The voyage brings deep-rooted issues between Alex and Katherine bubbling to the surface, but they're not cliched hatred or one-dimensional problems. Did they just make the wrong choice? Are they slowly coming to grips with that as their squabbling wears them down? A quick nighttime drive past a couple huddled close offers Alex a glimpse of what he and Katherine are lacking, a scene that's visually reminiscent of the haunting little girl on a little island during the train ride in Spirited Away (bizarre analogy, I know). The drive makes him realize that everyone has their imperfections, that initial rushes of excitement are fleeting and not a salve for unhappiness or boredom.

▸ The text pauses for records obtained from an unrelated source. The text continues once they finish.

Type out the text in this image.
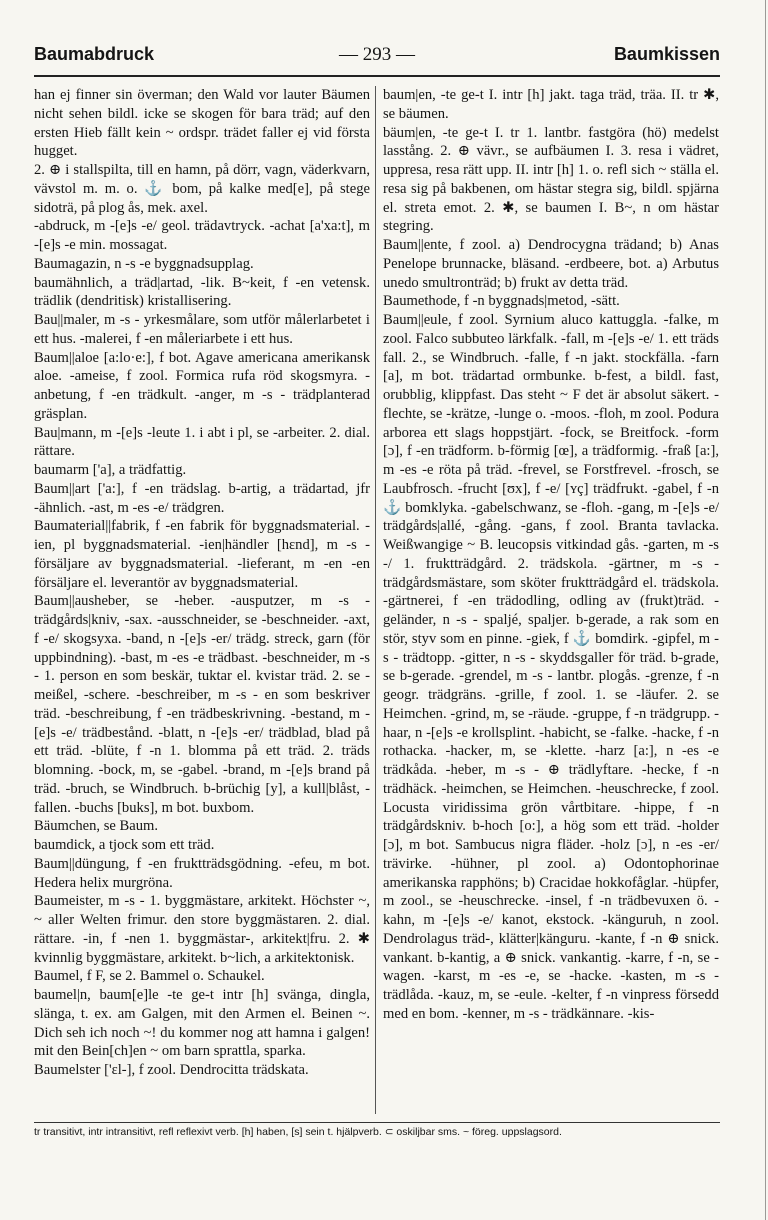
Baumabdruck	— 293 —	Baumkissen

han ej finner sin överman; den Wald vor lauter Bäumen nicht sehen bildl. icke se skogen för bara träd; auf den ersten Hieb fällt kein ~ ordspr. trädet faller ej vid första hugget.

2. ⊕ i stallspilta, till en hamn, på dörr, vagn, väderkvarn, vävstol m. m. o. ⚓ bom, på kalke med[e], på stege sidoträ, på plog ås, mek. axel.

-abdruck, m -[e]s -e/ geol. trädavtryck. -achat [a'xa:t], m -[e]s -e min. mossagat.

Baumagazin, n -s -e byggnadsupplag.

baumähnlich, a träd|artad, -lik. B~keit, f -en vetensk. trädlik (dendritisk) kristallisering.

Bau||maler, m -s - yrkesmålare, som utför målerlarbetet i ett hus. -malerei, f -en måleriarbete i ett hus.

Baum||aloe [a:lo·e:], f bot. Agave americana amerikansk aloe. -ameise, f zool. Formica rufa röd skogsmyra. -anbetung, f -en trädkult. -anger, m -s - trädplanterad gräsplan.

Bau|mann, m -[e]s -leute 1. i abt i pl, se -arbeiter. 2. dial. rättare.

baumarm ['a], a trädfattig.

Baum||art ['a:], f -en trädslag. b-artig, a trädartad, jfr -ähnlich. -ast, m -es -e/ trädgren.

Baumaterial||fabrik, f -en fabrik för byggnadsmaterial. -ien, pl byggnadsmaterial. -ien|händler [hɛnd], m -s - försäljare av byggnadsmaterial. -lieferant, m -en -en försäljare el. leverantör av byggnadsmaterial.

Baum||ausheber, se -heber. -ausputzer, m -s - trädgårds|kniv, -sax. -ausschneider, se -beschneider. -axt, f -e/ skogsyxa. -band, n -[e]s -er/ trädg. streck, garn (för uppbindning). -bast, m -es -e trädbast. -beschneider, m -s - 1. person en som beskär, tuktar el. kvistar träd. 2. se -meißel, -schere. -beschreiber, m -s - en som beskriver träd. -beschreibung, f -en trädbeskrivning. -bestand, m -[e]s -e/ trädbestånd. -blatt, n -[e]s -er/ trädblad, blad på ett träd. -blüte, f -n 1. blomma på ett träd. 2. träds blomning. -bock, m, se -gabel. -brand, m -[e]s brand på träd. -bruch, se Windbruch. b-brüchig [y], a kull|blåst, -fallen. -buchs [buks], m bot. buxbom.

Bäumchen, se Baum.

baumdick, a tjock som ett träd.

Baum||düngung, f -en fruktträdsgödning. -efeu, m bot. Hedera helix murgröna.

Baumeister, m -s - 1. byggmästare, arkitekt. Höchster ~, ~ aller Welten frimur. den store byggmästaren. 2. dial. rättare. -in, f -nen 1. byggmästar-, arkitekt|fru. 2. ✱ kvinnlig byggmästare, arkitekt. b~lich, a arkitektonisk.

Baumel, f F, se 2. Bammel o. Schaukel.

baumel|n, baum[e]le -te ge-t intr [h] svänga, dingla, slänga, t. ex. am Galgen, mit den Armen el. Beinen ~. Dich seh ich noch ~! du kommer nog att hamna i galgen! mit den Bein[ch]en ~ om barn sprattla, sparka.

Baumelster ['ɛl-], f zool. Dendrocitta trädskata.

baum|en, -te ge-t I. intr [h] jakt. taga träd, träa. II. tr ✱, se bäumen.

bäum|en, -te ge-t I. tr 1. lantbr. fastgöra (hö) medelst lasstång. 2. ⊕ vävr., se aufbäumen I. 3. resa i vädret, uppresa, resa rätt upp. II. intr [h] 1. o. refl sich ~ ställa el. resa sig på bakbenen, om hästar stegra sig, bildl. spjärna el. streta emot. 2. ✱, se baumen I. B~, n om hästar stegring.

Baum||ente, f zool. a) Dendrocygna trädand; b) Anas Penelope brunnacke, bläsand. -erdbeere, bot. a) Arbutus unedo smultronträd; b) frukt av detta träd.

Baumethode, f -n byggnads|metod, -sätt.

Baum||eule, f zool. Syrnium aluco kattuggla. -falke, m zool. Falco subbuteo lärkfalk. -fall, m -[e]s -e/ 1. ett träds fall. 2., se Windbruch. -falle, f -n jakt. stockfälla. -farn [a], m bot. trädartad ormbunke. b-fest, a bildl. fast, orubblig, klippfast. Das steht ~ F det är absolut säkert. -flechte, se -krätze, -lunge o. -moos. -floh, m zool. Podura arborea ett slags hoppstjärt. -fock, se Breitfock. -form [ɔ], f -en trädform. b-förmig [œ], a trädformig. -fraß [a:], m -es -e röta på träd. -frevel, se Forstfrevel. -frosch, se Laubfrosch. -frucht [ʊx], f -e/ [ʏç] trädfrukt. -gabel, f -n ⚓ bomklyka. -gabelschwanz, se -floh. -gang, m -[e]s -e/ trädgårds|allé, -gång. -gans, f zool. Branta tavlacka. Weißwangige ~ B. leucopsis vitkindad gås. -garten, m -s -/ 1. fruktträdgård. 2. trädskola. -gärtner, m -s - trädgårdsmästare, som sköter fruktträdgård el. trädskola. -gärtnerei, f -en trädodling, odling av (frukt)träd. -geländer, n -s - spaljé, spaljer. b-gerade, a rak som en stör, styv som en pinne. -giek, f ⚓ bomdirk. -gipfel, m -s - trädtopp. -gitter, n -s - skyddsgaller för träd. b-grade, se b-gerade. -grendel, m -s - lantbr. plogås. -grenze, f -n geogr. trädgräns. -grille, f zool. 1. se -läufer. 2. se Heimchen. -grind, m, se -räude. -gruppe, f -n trädgrupp. -haar, n -[e]s -e krollsplint. -habicht, se -falke. -hacke, f -n rothacka. -hacker, m, se -klette. -harz [a:], n -es -e trädkåda. -heber, m -s - ⊕ trädlyftare. -hecke, f -n trädhäck. -heimchen, se Heimchen. -heuschrecke, f zool. Locusta viridissima grön vårtbitare. -hippe, f -n trädgårdskniv. b-hoch [o:], a hög som ett träd. -holder [ɔ], m bot. Sambucus nigra fläder. -holz [ɔ], n -es -er/ trävirke. -hühner, pl zool. a) Odontophorinae amerikanska rapphöns; b) Cracidae hokkofåglar. -hüpfer, m zool., se -heuschrecke. -insel, f -n trädbevuxen ö. -kahn, m -[e]s -e/ kanot, ekstock. -känguruh, n zool. Dendrolagus träd-, klätter|känguru. -kante, f -n ⊕ snick. vankant. b-kantig, a ⊕ snick. vankantig. -karre, f -n, se -wagen. -karst, m -es -e, se -hacke. -kasten, m -s - trädlåda. -kauz, m, se -eule. -kelter, f -n vinpress försedd med en bom. -kenner, m -s - trädkännare. -kis-

tr transitivt, intr intransitivt, refl reflexivt verb. [h] haben, [s] sein t. hjälpverb. ⊂ oskiljbar sms. ~ föreg. uppslagsord.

But that ending; I just don't know. I can't help but feel it's a cop out. Oh, it sort of works from a believability perspective—Alex and Katherine recognize that a child isn't a magical solution; they seem ready to sadly accept that it's not meant to be; then, a crowd engulfs Katherine, full of marching religious figures and strong imagery,right after Alex spits out, "you've never even tried to understand me," and Katherine snaps back, "I despise you." As Katherine is swallowed up by the throngs, a realization that being engulfed in life's hardships was blinding them to what they actually have. Okay, fine. I can convince myself...and yet it feels wrong to me. It's impossible for me to shake the feeling that Journey to Italy would have had a much more powerful, lingering impact had it ended on a more nuanced that didn't involve reconciliation, but acceptance and understanding of life's many directions. Time to ponder since I viewed this hasn't changed my perspective on this one iota. Still, there are so many fantastic things here that I can't even consider going any lower with my rating.